Sea kayaking is such a great sport that many people have written books about it. If you’d like to enhance your armchair sea kayaking cred, here’s a list of books to get you started. Note that some of them are available from the club library! Contact any trip leader or club officer to teach you about our checkout system if you’re interested.
Sea Kayaking: Basic Skills, Paddling Techniques, and Expedition Planning, by Dan Henderson.
After reading Chapter 4 I could suddenly keep up with Tim. It also contains useful information besides just improving your stroke technique.
Sea Kayaker‘s Deep Trouble, by Matt Broze and George Gronseth.
This is a collection of accounts of real sea kayaking trips that didn’t go according to plan. Many of them take place around Puget Sound, the San Juans, and the Olympic Peninsula. It is essentially required reading if you are going to be a trip leader.
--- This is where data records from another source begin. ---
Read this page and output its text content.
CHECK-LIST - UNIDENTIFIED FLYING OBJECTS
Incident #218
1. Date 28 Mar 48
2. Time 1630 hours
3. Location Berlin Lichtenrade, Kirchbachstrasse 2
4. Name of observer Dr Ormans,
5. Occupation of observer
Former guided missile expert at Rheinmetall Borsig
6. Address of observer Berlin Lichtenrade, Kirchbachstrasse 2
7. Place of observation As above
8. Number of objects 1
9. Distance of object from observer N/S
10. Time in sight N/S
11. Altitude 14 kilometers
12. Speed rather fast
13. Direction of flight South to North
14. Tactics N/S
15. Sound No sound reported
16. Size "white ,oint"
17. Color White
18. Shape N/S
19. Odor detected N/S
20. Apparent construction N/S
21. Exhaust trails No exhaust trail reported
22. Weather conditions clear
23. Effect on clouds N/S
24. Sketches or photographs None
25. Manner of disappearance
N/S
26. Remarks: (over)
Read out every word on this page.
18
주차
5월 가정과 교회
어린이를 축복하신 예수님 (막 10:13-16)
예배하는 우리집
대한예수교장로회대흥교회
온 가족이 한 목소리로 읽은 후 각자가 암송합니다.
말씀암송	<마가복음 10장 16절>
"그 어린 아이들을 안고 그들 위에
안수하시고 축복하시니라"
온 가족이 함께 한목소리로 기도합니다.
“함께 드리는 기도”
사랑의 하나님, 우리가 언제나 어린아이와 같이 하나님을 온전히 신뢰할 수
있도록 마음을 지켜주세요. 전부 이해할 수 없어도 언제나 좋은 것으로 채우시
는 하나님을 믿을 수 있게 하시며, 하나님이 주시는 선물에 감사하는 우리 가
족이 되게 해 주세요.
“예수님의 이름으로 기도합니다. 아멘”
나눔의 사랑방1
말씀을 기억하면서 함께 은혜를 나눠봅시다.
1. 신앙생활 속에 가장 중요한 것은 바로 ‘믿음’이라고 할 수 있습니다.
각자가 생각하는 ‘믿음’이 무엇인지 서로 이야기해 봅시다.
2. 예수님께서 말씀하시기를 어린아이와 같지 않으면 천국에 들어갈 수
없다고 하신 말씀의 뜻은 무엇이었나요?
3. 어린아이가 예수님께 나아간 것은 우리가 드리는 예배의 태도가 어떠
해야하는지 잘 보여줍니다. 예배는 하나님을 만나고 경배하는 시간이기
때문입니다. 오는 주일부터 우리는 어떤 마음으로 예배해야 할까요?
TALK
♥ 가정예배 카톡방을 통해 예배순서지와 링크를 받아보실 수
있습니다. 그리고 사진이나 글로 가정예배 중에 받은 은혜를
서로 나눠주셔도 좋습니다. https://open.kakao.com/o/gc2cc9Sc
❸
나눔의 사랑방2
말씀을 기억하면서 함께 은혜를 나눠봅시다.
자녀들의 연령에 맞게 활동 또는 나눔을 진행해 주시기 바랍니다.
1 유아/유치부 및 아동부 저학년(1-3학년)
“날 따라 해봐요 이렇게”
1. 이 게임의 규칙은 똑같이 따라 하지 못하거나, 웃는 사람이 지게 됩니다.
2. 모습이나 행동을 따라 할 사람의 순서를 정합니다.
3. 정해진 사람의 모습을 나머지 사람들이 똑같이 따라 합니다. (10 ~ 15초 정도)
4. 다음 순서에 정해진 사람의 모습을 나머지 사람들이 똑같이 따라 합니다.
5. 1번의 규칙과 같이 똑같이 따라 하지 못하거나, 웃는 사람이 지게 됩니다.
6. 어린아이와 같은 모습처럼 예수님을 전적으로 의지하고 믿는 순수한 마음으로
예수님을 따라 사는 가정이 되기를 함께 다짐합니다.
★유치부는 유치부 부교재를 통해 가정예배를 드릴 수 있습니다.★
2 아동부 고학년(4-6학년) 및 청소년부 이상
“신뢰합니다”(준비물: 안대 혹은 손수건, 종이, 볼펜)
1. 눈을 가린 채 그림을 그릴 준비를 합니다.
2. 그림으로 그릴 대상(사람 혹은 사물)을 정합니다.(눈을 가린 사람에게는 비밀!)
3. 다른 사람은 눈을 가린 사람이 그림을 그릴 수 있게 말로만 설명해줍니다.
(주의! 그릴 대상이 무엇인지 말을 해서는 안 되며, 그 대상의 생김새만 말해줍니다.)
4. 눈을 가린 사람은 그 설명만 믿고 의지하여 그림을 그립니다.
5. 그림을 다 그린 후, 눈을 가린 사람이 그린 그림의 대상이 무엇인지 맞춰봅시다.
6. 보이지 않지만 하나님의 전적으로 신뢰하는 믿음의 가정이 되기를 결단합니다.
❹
Read these stories and learn vicariously from others’ mistakes so you can paddle more safely. The club has a copy but it seems to be missing.
Fundamentals of Kayak Navigation, by David Burch.
Also standard reading for new trip leaders, this book teaches you the basics of navigating, in particular, reading charts and predicting tidal currents, from an interesting local marine navigation specialist. The club has two copies!
Kayaking Puget Sound, the San Juans, and Gulf Islands, older editions by Randel Washburne and newest edition by Rob Casey.
This is a classic guidebook with concise information on many of the popular salt water paddles in the area. The club has at least one copy of the second edition.
Sea Kayaking, by John Dowd.
An instructional manual for kayak expeditions by a great expedition kayaker (expeditionkayak.com lists a couple of his adventures). I started reading this thinking it would teach me useful skills for kayaking, but instead found it as a launching point into reading about kayaking across oceans. The club has two copies.
Kayaking the Inside Passage, by Robert H. Miller.
A great, not at all concise, read discussing a series of trips by the author and his wife from the southern end of Puget Sound all the way to Glacier Bay in southeast Alaska. There is lots of information about and narration of the paddling they did, but also plenty of background about the history of the places they visited.